Lips. If the lips are thick, it shows sensuality. If thin, coldness; close together, persistent; turned up at the corners, optimistic, turned down, pessimism. If lips are very thick and full, the person is sensual; if too thin, cruelty. An upper lip that curves inward shows severity. A short upper lip, which rolls upward when smiling, indicates a love of praise.

Chin. A person with a weak, receding chin is not a fighter. A very pointed and receding chin shows that others easily influence them. This type does well in work that does not call for courage or pugnacity. A pointed chin shows adaptability and tactfulness. Squareness of chin, breadth, shows endurance, persistence, stubbornness, and fighting characteristics.

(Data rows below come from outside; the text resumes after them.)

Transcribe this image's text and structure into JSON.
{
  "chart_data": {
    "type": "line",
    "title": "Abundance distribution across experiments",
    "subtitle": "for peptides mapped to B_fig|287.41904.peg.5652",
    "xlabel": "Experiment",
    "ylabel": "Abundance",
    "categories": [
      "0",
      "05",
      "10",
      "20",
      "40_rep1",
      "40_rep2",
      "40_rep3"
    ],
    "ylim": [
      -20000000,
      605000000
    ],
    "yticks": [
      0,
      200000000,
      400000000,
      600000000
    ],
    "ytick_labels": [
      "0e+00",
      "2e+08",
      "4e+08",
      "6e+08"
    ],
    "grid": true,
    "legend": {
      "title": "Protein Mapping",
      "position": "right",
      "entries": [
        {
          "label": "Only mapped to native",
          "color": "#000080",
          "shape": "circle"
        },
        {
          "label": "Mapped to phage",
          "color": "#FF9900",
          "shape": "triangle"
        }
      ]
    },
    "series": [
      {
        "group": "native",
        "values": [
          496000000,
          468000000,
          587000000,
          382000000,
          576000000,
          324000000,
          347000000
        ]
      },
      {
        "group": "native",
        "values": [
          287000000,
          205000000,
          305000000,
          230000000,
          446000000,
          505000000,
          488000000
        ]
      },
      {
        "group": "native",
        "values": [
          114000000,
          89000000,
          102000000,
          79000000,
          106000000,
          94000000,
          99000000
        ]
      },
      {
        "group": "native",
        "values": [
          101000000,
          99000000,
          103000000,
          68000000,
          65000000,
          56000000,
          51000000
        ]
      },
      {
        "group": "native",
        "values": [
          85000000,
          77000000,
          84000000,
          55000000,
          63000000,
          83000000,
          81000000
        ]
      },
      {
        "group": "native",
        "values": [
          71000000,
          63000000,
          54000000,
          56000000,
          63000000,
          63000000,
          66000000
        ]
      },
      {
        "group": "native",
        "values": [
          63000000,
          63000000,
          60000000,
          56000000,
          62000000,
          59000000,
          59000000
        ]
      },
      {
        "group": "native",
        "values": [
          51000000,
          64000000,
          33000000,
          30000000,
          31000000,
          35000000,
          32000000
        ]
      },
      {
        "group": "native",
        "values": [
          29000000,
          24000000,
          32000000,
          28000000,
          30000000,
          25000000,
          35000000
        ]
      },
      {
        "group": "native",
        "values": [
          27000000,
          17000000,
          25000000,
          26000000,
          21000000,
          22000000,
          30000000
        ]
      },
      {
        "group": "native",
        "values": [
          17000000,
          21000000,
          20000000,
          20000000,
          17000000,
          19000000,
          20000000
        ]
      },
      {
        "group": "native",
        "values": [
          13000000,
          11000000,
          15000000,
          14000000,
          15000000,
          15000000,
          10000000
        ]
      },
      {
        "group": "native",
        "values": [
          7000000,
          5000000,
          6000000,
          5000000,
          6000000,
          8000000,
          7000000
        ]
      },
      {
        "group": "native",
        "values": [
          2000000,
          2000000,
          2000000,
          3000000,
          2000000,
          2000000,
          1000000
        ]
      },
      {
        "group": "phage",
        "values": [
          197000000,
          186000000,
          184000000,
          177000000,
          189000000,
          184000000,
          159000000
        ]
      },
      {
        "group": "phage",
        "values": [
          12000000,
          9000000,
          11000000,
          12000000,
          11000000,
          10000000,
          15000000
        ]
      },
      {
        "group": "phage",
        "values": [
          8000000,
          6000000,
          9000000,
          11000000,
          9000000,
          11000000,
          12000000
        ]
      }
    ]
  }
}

No one can tell a lie without twitching the lips at the corners. The voice tends to be a trifle raised in telling a lie. The individual who, constantly repeats explanations is probably not telling the truth. A person who sits still, without movement, is unsympathetic. If a person seems conscious of looking you square in the eye, look out.

We have covered, thus far, in the briefest outline the working points for reading character. Notice the general correspondence between certain types in the different classes of signs. Keep in mind the fact that coloring simply accentuates the qualities in these various types, or modifies them.

The best way to apply this lesson is to practice on yourself, then on the people whom you know the best. Reading character isn’t magic. It consists in knowing what the signs of character are, in observing them, and working out their various combinations. With the simple outline given here, anyone, by steady attention, can learn to read character unerringly.